Simon Gillett

Personal information
- Years active: 1975–1982

Sport
- Sport: Rowing
- Club: Melbourne University Boat Club

Medal record
Men's rowing
Representing Australia
World Rowing Championships
| Gold medal – first place | 1980 Hazewinkel | Lwt four |
| Gold medal – first place | 1981 Munich | Lwt four |
| Silver medal – second place | 1977 Amsterdam | Lwt four |
| Bronze medal – third place | 1978 Copenhagen | Lwt four |

= Simon Gillett (rower) =

Australian rower

Simon Gillett is an Australian former lightweight rower. He is a two-time world champion, was a selector of Australian Olympic and world championship representative crews and is a former head coach of Australian rowing.

==Club and state rowing==
Gillett's senior rowing started from the Melbourne University Boat Club in 1975. He was selected in the Victorian state representative Youth eight to race the Noel Wilkinson trophy at the Australian Rowing Championships in 1975 and 1976 and saw victory in both years.

Gillett was selected in Victorian state representative lightweight fours to race the Penrith Cup at the Australian Rowing Championships for six consecutive years 1977 to 1982. Those crews won the interstate championship in 1977, 1978 and 1979.

Representing Melbourne University Gillett also competed for national titles at each Australian Rowing Championship from six consecutive years 1977 to 1982. He rowed to victory in the national champion LM4- in 1977, 1978, 1979; took the national LM8+ title in 1978, 1980, 1981 and won the national LM2- title in 1981.

==National representative rowing==
Gillett was first selected for Australian representative honours in a LM4- for the Amsterdam 1977 which won silver. The following year that crew with bowman Colin Smith replaced by Vaughan Bollen raced at the Copenhagen 1978 and took bronze. He stroked an Australian lightweight eight at Bled 1979 to sixth place.
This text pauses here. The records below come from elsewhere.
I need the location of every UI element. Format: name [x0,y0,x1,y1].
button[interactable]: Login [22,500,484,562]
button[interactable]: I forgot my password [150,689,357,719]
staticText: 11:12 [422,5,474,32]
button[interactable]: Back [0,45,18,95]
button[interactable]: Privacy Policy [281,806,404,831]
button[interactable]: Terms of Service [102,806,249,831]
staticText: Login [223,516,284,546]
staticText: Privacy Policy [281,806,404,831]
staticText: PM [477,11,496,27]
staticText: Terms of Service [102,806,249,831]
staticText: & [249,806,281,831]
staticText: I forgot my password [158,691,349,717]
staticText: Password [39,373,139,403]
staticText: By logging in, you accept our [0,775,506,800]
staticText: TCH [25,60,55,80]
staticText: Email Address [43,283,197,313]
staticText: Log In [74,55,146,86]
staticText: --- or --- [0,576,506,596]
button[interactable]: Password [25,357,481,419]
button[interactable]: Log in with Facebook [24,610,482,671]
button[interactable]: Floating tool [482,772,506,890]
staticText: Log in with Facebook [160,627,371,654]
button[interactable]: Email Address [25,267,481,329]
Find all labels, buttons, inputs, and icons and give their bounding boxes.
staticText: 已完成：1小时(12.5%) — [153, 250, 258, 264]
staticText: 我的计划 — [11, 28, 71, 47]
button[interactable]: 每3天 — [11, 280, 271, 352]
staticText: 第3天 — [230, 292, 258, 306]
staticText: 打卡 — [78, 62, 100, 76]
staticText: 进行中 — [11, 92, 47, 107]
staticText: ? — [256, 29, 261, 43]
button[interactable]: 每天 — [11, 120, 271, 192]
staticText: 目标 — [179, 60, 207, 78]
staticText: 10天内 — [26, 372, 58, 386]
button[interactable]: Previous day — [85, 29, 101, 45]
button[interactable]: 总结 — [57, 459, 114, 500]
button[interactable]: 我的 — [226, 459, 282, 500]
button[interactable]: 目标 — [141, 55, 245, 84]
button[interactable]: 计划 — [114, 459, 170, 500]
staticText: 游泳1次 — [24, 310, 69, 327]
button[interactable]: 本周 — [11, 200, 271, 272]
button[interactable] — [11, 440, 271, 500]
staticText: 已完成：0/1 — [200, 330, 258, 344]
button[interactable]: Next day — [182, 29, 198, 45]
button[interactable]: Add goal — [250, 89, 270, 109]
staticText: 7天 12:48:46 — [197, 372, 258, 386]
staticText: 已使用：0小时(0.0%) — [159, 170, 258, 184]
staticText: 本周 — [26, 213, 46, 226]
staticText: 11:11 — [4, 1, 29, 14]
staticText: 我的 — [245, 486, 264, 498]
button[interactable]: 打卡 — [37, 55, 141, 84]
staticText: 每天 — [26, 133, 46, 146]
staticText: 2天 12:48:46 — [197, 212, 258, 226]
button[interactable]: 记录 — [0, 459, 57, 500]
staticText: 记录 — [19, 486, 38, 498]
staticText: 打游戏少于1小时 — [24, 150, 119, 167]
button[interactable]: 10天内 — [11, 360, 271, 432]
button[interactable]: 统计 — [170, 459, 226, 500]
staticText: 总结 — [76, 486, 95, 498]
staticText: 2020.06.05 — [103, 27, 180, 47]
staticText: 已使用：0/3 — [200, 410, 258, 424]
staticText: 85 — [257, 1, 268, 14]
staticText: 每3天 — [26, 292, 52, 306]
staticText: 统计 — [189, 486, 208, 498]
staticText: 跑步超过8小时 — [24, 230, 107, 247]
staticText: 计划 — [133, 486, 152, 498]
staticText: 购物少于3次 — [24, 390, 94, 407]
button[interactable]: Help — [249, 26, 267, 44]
He was selected for further representative honours in a LM4- for the 1980 World Rowing Championships in Hazewinkel – a lightweight only championship being an Olympic year. With his Victorian lightweight pair partner Charles Bartlett he'd vied for top national honours throughout 1980 against the New South Wales lightweight pair of Graham Gardiner and Clyde Hefer. New Australian National Coaching Director Reinhold Batschi had just introduced a small boat racing selection methodology and the choice of the two competitively matched pairs to comprise the Australian IV was clear. The crew took the gold medal and won Australia's second lightweight world championship title. The following year the same crew raced at the 1981 World Rowing Championships in Munich and successfully defended their title.

==Selector and coach==
Immediately following his competitive retirement Gillett was appointed as a national selector. He was a selector for the Australian rowing squads picked for Duisburg 1983, the 1984 Summer Olympics, the 1988 Summer Olympics, Bled 1989, Lake Barrington 1990 and Vienna 1991.

From 1991 until 1994 Gillett was a senior coach in Adelaide and coached South Australian men's and women's, lightweight and open, sweep oared and sculling state representative crews. His South Australian crews who won the Interstate Championships at the Australian Rowing Championships were a 1991 Women's Youth IV; a 1993 Men's LW IV and Women's Youth IV; a 1994 Women's Open IV and Men's LW IV. When some of those South Australian crews were selected as Australian representatives he coached them to world junior championships or world championships. Junior world champions coached by Simon Gillett include Alison Davies and Victoria Toogood (1992 W2-); Amy Safe and Peta Coudraye (1993 W2-); Amy Safe (1994 W1X)

Gillett was head coach of Australian rowing in 1994 and 1995.